Achter Artikel. Das Eingießen der Gnade ist der Ordnung der Natur gemäß das Erste, was zur Rechtfertigung erfordert wird.
a) Dagegen richten sich folgende Gründe: I. Zuerst kommt das Abstehen vom Übel und dann das Hervortreten zum Guten, nach Ps. 33.: „Stehe ab vom Übel und thue das Gute.“ Zuerst also kommt der Nachlaß der Sünde und dann die Gnade. II. Die Vorbereitung geht der Natur nach vorher der Form, welche vorbereitet wird. Die freie Willensbewegung aber ist eine gewisse Vorbereitung für den Empfang der Gnade. III. Die Sünde hindert den Geist, daß er nicht frei auf Gott sich richte. Also kommt zuerst der Nachlaß der Sünde, dann die freie Willensbewegung und schließlich das Eingießen der Gnade. Auf der anderen Seite ist die Ursache früher als die Wirkung. Das Eingießen der Gnade aber ist die Ursache alles Übrigen in der Rechtfertigung.
b) Ich antworte, der Zeit nach sei Alles zugleich, was zur Rechtfertigung erfordert wird; der Ordnung der Natur d. h. der Begründung nach aber sei zuerst das Eingießen der Gnade, dann die freie Willensbewegung zu Gott hin, ferner die freie Willensbewegung gegen die Sünde, endlich der Nachlaß der letzteren. Denn in jeder Bewegung kommt zuerst der Anstoß zur Bewegung, der vom Bewegenden ausgeht; dann die Vorbereitung oder die Bewegung im Beweglichen; und endlich der Abschluß der Bewegung.
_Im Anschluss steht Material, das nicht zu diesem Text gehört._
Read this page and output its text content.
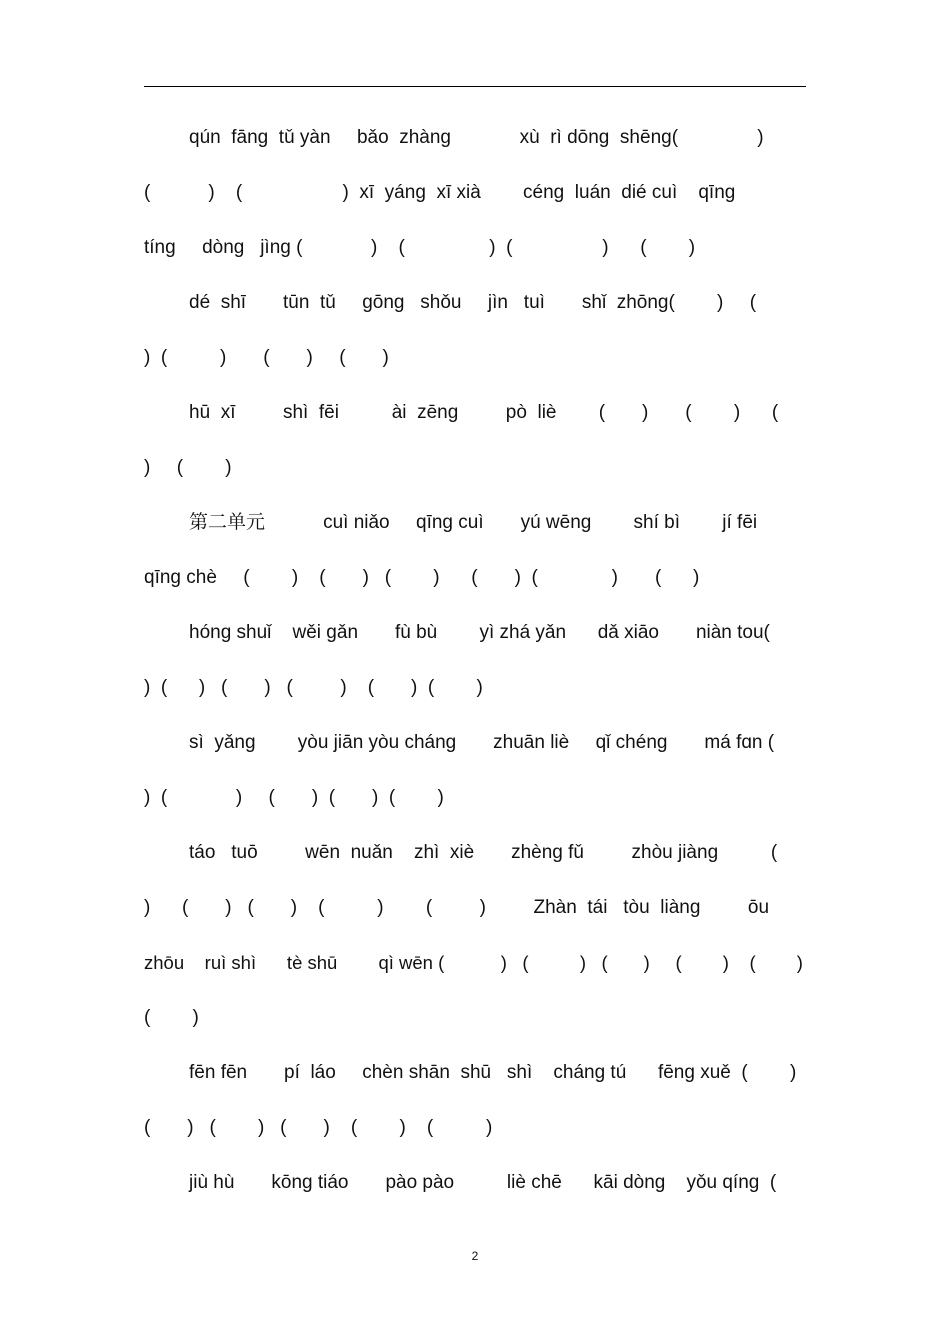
qún  fāng  tǔ yàn     bǎo  zhàng             xù  rì dōng  shēng(               )
(           )    (                   )  xī  yáng  xī xià        céng  luán  dié cuì    qīng
tíng     dòng   jìng (             )    (                )  (                 )      (        )
dé  shī       tūn  tǔ     gōng   shǒu     jìn   tuì       shǐ  zhōng(        )     (
)  (          )       (       )     (       )
hū  xī         shì  fēi          ài  zēng         pò  liè        (       )       (        )      (
)     (        )
第二单元           cuì niǎo     qīng cuì       yú wēng        shí bì        jí fēi
qīng chè     (        )    (       )   (        )      (       )  (              )       (      )
hóng shuǐ    wěi gǎn       fù bù        yì zhá yǎn      dǎ xiāo       niàn tou(
)  (      )   (       )   (         )    (       )  (        )
sì  yǎng        yòu jiān yòu cháng       zhuān liè     qǐ chéng       má fɑn (
)  (             )     (       )  (       )  (        )
táo   tuō         wēn  nuǎn    zhì  xiè       zhèng fǔ         zhòu jiàng          (
)      (       )   (       )    (          )        (         )         Zhàn  tái   tòu  liàng         ōu
zhōu    ruì shì      tè shū        qì wēn (           )   (          )   (       )     (        )    (        )
(        )
fēn fēn       pí  láo     chèn shān  shū   shì    cháng tú      fēng xuě  (        )
(       )   (        )   (       )    (        )    (          )
jiù hù       kōng tiáo       pào pào          liè chē      kāi dòng    yǒu qíng  (
2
Also der Ordnung der Natur nach ist zuerst der Anstoß für die Thätigkeit des freien Willens, nämlich das Eingießen der Gnade; dann die freie Willensbewegung zu Gott hin und an dritter Stelle die gegen die Sünde. Die freie Willensbewegung zu Gott hin ist nämlich der Grund für den Abscheu gegen die Sünde; deshalb verabscheut der Mensch die Sünde, weil er Gott sich nähert; schließlich ist der Nachlaß der Sünde.
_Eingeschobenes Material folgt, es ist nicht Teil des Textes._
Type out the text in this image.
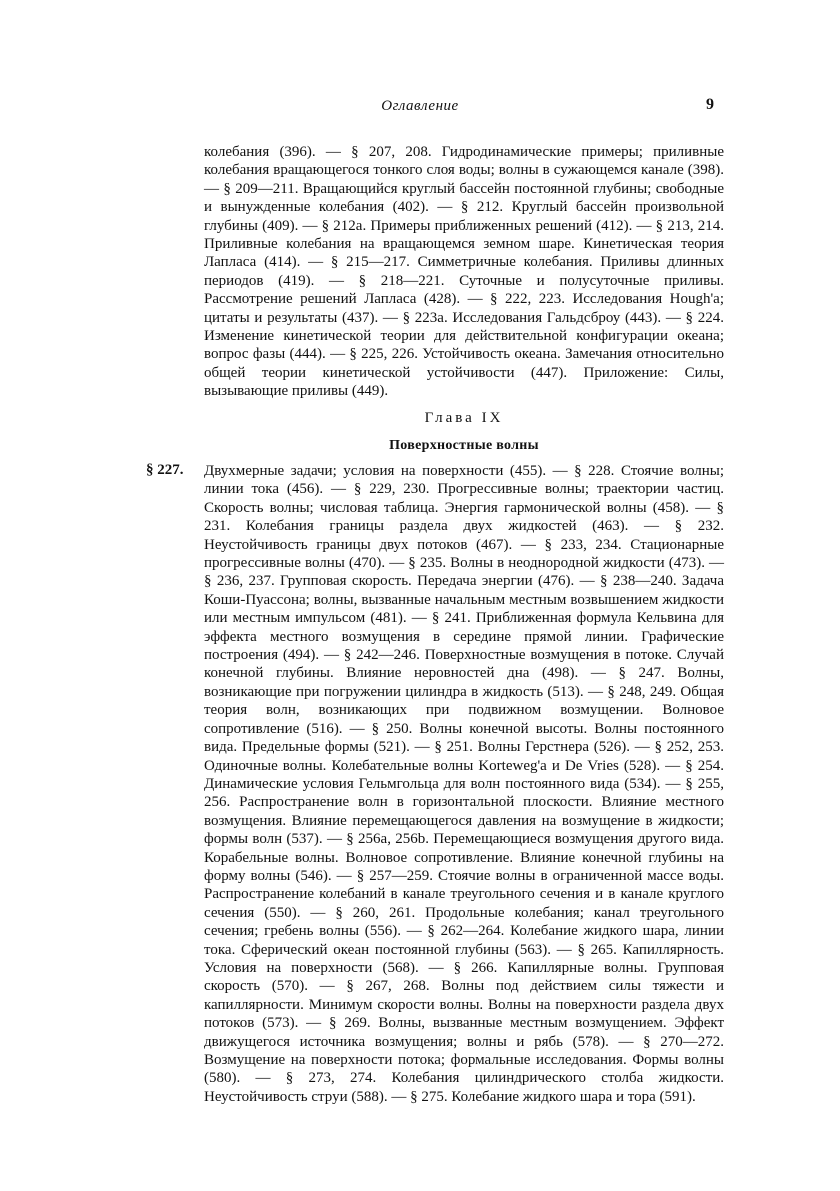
Оглавление	9
колебания (396). — § 207, 208. Гидродинамические примеры; приливные колебания вращающегося тонкого слоя воды; волны в сужающемся канале (398). — § 209—211. Вращающийся круглый бассейн постоянной глубины; свободные и вынужденные колебания (402). — § 212. Круглый бассейн произвольной глубины (409). — § 212a. Примеры приближенных решений (412). — § 213, 214. Приливные колебания на вращающемся земном шаре. Кинетическая теория Лапласа (414). — § 215—217. Симметричные колебания. Приливы длинных периодов (419). — § 218—221. Суточные и полусуточные приливы. Рассмотрение решений Лапласа (428). — § 222, 223. Исследования Hough'а; цитаты и результаты (437). — § 223a. Исследования Гальдсброу (443). — § 224. Изменение кинетической теории для действительной конфигурации океана; вопрос фазы (444). — § 225, 226. Устойчивость океана. Замечания относительно общей теории кинетической устойчивости (447). Приложение: Силы, вызывающие приливы (449).
Глава IX
Поверхностные волны
§ 227. Двухмерные задачи; условия на поверхности (455). — § 228. Стоячие волны; линии тока (456). — § 229, 230. Прогрессивные волны; траектории частиц. Скорость волны; числовая таблица. Энергия гармонической волны (458). — § 231. Колебания границы раздела двух жидкостей (463). — § 232. Неустойчивость границы двух потоков (467). — § 233, 234. Стационарные прогрессивные волны (470). — § 235. Волны в неоднородной жидкости (473). — § 236, 237. Групповая скорость. Передача энергии (476). — § 238—240. Задача Коши-Пуассона; волны, вызванные начальным местным возвышением жидкости или местным импульсом (481). — § 241. Приближенная формула Кельвина для эффекта местного возмущения в середине прямой линии. Графические построения (494). — § 242—246. Поверхностные возмущения в потоке. Случай конечной глубины. Влияние неровностей дна (498). — § 247. Волны, возникающие при погружении цилиндра в жидкость (513). — § 248, 249. Общая теория волн, возникающих при подвижном возмущении. Волновое сопротивление (516). — § 250. Волны конечной высоты. Волны постоянного вида. Предельные формы (521). — § 251. Волны Герстнера (526). — § 252, 253. Одиночные волны. Колебательные волны Korteweg'а и De Vries (528). — § 254. Динамические условия Гельмгольца для волн постоянного вида (534). — § 255, 256. Распространение волн в горизонтальной плоскости. Влияние местного возмущения. Влияние перемещающегося давления на возмущение в жидкости; формы волн (537). — § 256a, 256b. Перемещающиеся возмущения другого вида. Корабельные волны. Волновое сопротивление. Влияние конечной глубины на форму волны (546). — § 257—259. Стоячие волны в ограниченной массе воды. Распространение колебаний в канале треугольного сечения и в канале круглого сечения (550). — § 260, 261. Продольные колебания; канал треугольного сечения; гребень волны (556). — § 262—264. Колебание жидкого шара, линии тока. Сферический океан постоянной глубины (563). — § 265. Капиллярность. Условия на поверхности (568). — § 266. Капиллярные волны. Групповая скорость (570). — § 267, 268. Волны под действием силы тяжести и капиллярности. Минимум скорости волны. Волны на поверхности раздела двух потоков (573). — § 269. Волны, вызванные местным возмущением. Эффект движущегося источника возмущения; волны и рябь (578). — § 270—272. Возмущение на поверхности потока; формальные исследования. Формы волны (580). — § 273, 274. Колебания цилиндрического столба жидкости. Неустойчивость струи (588). — § 275. Колебание жидкого шара и тора (591).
c) I. Von seiten des Beweglichen ist früher das Abstehen vom Bösen; denn früher ist da das Gegenteil, welches abgeworfen wird, wie das durch die Bewegung Erreichte. Von seiten des Bewegenden ist es umgekehrt. Denn kraft der Form, auf welche der Einwirkende sich richtet und die in ihm vorherbesteht, ist er thätig, um deren Gegenteil zu entfernen. So ist von seiten der Sonne zuerst das Licht und dann die Entfernung der Finsternis; von seiten der Luft aber ist zuerst die Finsternis und dann die Erreichung des Lichtes der Natur nach, wenn auch der Zeit nach Beides zugleich sich findet. Und weil das Eingießen der Gnade und der Nachlaß der Sünde aufgefaßt werden von seiten Gottes, der da rechtfertigt, her, so ist schlechthin der Ordnung der Natur nach eher die Eingießung der Gnade wie der Nachlaß der Sünde. Oder man kann sagen, die beiden Endpunkte der Rechtfertigung sind die Schuld als Ausgangspunkt und die Gnade als Zielpunkt. Die Gnade aber ist die Ursache für den Nachlaß der Schuld und für die Erlangung der Gerechtigkeit. II. Im Subjekte geht die Vorbereitung vorher der Aufnahme der Form; sie folgt aber dem Einwirken der wirkenden Ursache, wodurch das Subjekt vorbereitet wird. Und so folgt der Gnadenzustand der freien Willensbewegung im Menschen nach; letztere aber folgt dem Anstoße oder dem Eingießen der Gnade. III. „In den Bewegungen der Seele geht durchaus vorher, die Bewegung zum Princip des Nachdenkens oder zum Zwecke des Handelnden,“ heißt es 2 Physic. In den stofflichen äußeren Bewegungen aber geht die Entfernung des Hindernisses vorher der Erreichung des Zielpunktes. Die freie Willensbewegung aber ist eine Thätigkeit der Seele. Also zielt diese Bewegung zuerst auf Gott hin als auf den Zweck; und dann auf die Entfernung des Hindernisses, das in der Sünde besteht.